I try not to worry or think about him. But my work keeps getting disrupted as my mind wanders back to the past when I thought I was a part of a happy family-20 years back in a block of flats in Pune. Never did my child's mind realize that Fate would play such a curious trick on me and I would end up like this.
For 11 years when the three of us stayed together and tried to build a rapport, cracks kept appearing and disappearing in the bonds of affection. Finally as the proverbial final blow that struck, I was surprised to see how happily my father washed his hands off all responsibilities and left us.
All these years of prayers, meditation and devout belief have resulted in this. Perhaps the Good Lord wanted things to be like this. I made a choice to chart a career again in Instructional Design and I will be honest when I say that I am failing in my quest. An environment that is filled with self-created pressure does not help things.
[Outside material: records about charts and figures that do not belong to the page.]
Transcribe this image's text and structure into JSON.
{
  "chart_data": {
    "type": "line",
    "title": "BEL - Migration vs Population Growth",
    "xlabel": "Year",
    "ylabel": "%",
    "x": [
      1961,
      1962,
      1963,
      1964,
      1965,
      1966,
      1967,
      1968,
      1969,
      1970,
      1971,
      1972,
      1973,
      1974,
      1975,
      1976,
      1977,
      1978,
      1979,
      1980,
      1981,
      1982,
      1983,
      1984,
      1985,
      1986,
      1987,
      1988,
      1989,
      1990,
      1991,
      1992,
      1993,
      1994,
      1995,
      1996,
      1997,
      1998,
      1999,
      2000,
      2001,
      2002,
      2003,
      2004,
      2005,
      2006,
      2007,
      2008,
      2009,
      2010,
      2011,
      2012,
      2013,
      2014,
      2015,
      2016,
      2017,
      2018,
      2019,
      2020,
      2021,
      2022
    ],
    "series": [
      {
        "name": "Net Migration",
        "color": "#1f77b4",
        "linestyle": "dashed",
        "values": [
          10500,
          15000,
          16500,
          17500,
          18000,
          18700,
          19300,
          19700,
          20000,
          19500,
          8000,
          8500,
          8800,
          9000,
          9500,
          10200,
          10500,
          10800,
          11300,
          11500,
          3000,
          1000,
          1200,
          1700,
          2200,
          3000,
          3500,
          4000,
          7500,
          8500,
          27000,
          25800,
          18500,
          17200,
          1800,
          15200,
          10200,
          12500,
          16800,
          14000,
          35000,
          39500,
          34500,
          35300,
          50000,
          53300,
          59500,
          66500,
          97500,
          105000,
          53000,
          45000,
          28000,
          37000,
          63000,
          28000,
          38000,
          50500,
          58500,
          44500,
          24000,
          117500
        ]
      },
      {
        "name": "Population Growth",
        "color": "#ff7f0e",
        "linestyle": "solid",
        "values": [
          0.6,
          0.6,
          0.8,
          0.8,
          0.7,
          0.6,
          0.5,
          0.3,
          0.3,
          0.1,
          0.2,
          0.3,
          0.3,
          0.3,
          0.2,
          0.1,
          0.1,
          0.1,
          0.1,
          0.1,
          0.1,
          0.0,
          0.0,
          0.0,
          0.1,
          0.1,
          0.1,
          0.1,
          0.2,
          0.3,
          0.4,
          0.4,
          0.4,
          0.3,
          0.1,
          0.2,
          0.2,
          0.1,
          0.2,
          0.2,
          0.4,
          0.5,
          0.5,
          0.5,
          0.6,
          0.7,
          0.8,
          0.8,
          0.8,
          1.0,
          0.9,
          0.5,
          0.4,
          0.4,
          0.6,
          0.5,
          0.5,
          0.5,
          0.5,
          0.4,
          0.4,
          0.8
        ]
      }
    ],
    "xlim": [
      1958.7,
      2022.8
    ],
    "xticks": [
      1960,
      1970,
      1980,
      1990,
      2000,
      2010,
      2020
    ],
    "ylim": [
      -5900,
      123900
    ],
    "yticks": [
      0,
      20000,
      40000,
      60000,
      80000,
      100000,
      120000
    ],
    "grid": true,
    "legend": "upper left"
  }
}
If things go on at this pace and tempo-I am definitely calling it quits. Salary being delayed again and again, lame excuses of a strike that started today when pay was promised on the fourth of every month(maximum by the fifth!). This blog started with a definite purpose of providing insights into cinema, literature, my poems and short stories. Now it has turned in to my cribbing/crying/ranting notebook. I have lost my follower too.